Putting aside the question of whether or not anyone is actually surprised that Ricky Martin is gay, the story behind the story is how he made the announcement. Unlike Ellen, Clay Aiken, and others, Martin did not use the mainstream media, but instead posted on his blog.
The reason, as explained in this New York Times article, was to better control the message.
I’m completely fascinated by the way the internet’s many publishing platforms (blogs, Twitter, Facebook) have completely transformed the media landscape in the last several years. It actually seems to be that the changes become more profound every 18 to 24 months.
But for all that change I think it’s overly simplistic to say that mainstream media is dead. Yes, Ricky Martin chose to bypass all that and frame his story his way. But, as the article notes, Adam Lambert chose a different route. While Ricky Martin is an international superstar (albeit out of the limelight of late), Adam Lambert is popular with millions of “American Idol” fans, but less well-known outside that bubble. He spent the entire Idol season keeping mum as everyone played “Is he or isn’t he?” He chose to reveal the answer in Rolling Stone. Because, well duh, it’s Rolling Stone.

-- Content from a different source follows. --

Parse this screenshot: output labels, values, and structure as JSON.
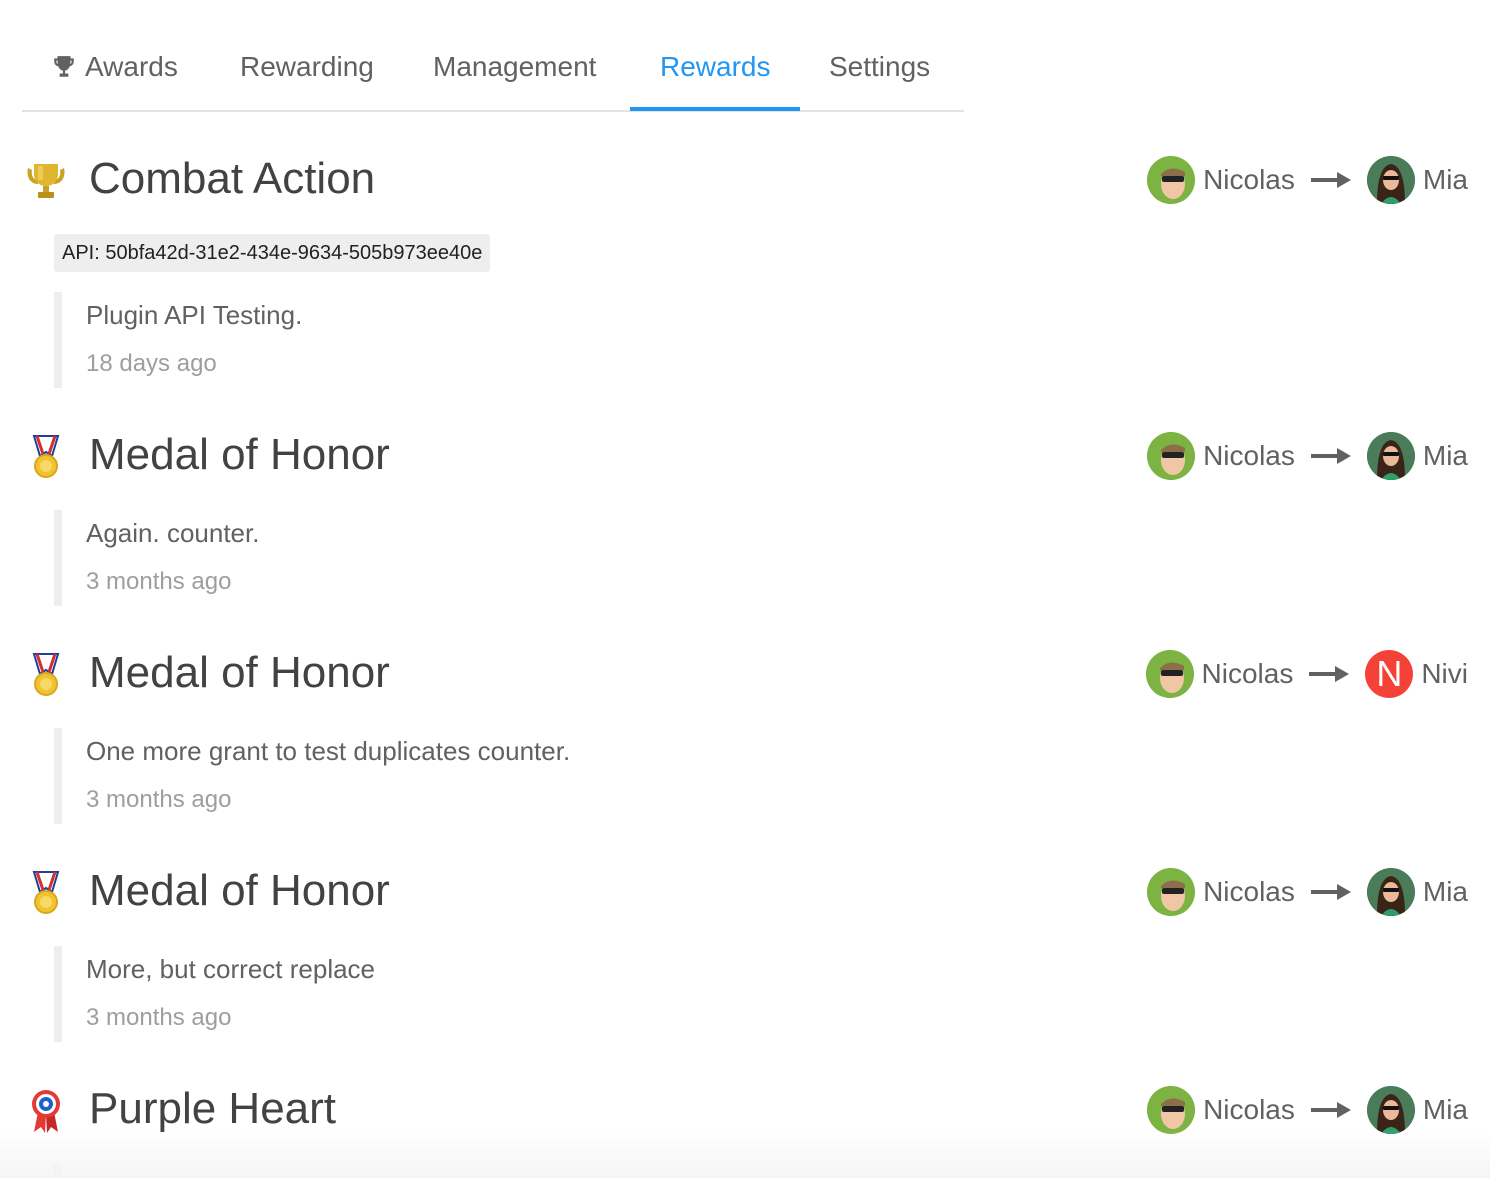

I think Big Media will live on. Some that are now in that camp will go away (bye-bye Gourmet, at least in print) and new properties will join (hello TMZ, Huffington Post, Politico.com and many, many more). But the basic concept — big, well-known publications (using “publication” very generically) with a huge audiences will continue to have an outsize influence on American life.
I think the big three unanswered questions are:
- What will those properties be?
- Who will run them?
- How will they be different from the current mainstream media?